AgentGateway natively emits OpenTelemetry traces for every LLM request. A lightweight OTel Collector receives these traces and forwards them to Langfuse via OTLP HTTP. The same collector can fan-out traces to additional backends (ClickHouse, Jaeger, Datadog) simultaneously.

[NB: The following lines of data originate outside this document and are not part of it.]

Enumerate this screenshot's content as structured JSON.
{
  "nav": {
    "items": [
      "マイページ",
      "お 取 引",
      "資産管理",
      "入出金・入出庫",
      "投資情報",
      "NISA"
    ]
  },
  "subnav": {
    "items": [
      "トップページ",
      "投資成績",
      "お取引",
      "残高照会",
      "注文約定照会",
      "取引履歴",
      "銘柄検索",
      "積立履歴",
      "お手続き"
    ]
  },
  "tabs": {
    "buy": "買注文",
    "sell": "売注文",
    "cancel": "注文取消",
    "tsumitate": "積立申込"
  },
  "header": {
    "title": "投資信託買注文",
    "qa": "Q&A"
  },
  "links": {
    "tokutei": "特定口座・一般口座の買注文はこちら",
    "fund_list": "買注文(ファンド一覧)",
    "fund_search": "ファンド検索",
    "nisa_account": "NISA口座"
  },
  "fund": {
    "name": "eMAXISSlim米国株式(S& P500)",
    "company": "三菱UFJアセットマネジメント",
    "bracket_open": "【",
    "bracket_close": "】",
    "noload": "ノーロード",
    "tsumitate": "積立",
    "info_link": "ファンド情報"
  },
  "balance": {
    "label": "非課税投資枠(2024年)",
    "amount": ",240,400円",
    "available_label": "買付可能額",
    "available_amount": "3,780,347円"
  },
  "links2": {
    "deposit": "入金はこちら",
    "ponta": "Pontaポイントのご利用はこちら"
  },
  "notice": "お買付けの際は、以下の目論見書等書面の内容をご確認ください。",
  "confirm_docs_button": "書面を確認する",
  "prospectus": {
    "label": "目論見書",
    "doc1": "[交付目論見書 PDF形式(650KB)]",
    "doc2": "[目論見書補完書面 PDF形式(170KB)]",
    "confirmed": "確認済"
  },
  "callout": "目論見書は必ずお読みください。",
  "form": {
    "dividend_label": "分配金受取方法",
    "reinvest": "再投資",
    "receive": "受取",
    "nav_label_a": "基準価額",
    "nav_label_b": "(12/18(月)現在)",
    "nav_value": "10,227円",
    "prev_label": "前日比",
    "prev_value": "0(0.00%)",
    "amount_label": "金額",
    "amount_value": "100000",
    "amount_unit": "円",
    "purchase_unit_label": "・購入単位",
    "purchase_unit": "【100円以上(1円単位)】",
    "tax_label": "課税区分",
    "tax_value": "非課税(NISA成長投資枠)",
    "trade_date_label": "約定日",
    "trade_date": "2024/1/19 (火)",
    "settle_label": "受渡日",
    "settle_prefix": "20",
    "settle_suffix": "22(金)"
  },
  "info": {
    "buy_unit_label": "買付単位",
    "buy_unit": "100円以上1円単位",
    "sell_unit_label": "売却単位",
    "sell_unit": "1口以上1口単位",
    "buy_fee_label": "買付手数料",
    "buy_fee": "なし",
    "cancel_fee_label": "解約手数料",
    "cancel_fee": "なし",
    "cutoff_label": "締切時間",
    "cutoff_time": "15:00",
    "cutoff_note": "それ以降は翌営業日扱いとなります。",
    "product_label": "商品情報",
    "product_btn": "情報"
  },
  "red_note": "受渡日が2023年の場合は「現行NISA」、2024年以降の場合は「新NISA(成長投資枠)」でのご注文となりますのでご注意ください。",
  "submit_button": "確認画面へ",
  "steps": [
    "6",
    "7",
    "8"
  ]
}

Quick Start: Kind Cluster + AgentGateway 2.1 OSS

Don’t have a cluster? Here’s the fastest path from zero to traced LLM calls.

Create the Cluster

kind create cluster --name agentgateway

Install Gateway API CRDs

kubectl apply -f https://github.com/kubernetes-sigs/gateway-api/releases/download/v1.4.0/standard-install.yaml

Install AgentGateway 2.1 OSS

helm upgrade -i agentgateway-crds oci://cr.agentgateway.dev/helm/agentgateway-crds \
  --version 2.1.0 \
  --namespace agentgateway-system \
  --create-namespace

# Install control plane
helm upgrade -i agentgateway oci://cr.agentgateway.dev/helm/agentgateway \
  --version 2.1.0 \
  --namespace agentgateway-system

Verify it’s running:

kubectl get pods -n agentgateway-system
kubectl get gatewayclass agentgateway

Setting Up Langfuse Tracing

Step 1: Get Langfuse API Keys

Sign up at cloud.langfuse.com (free tier) or use a self-hosted instance. Go to Settings β†’ API Keys and create a key pair.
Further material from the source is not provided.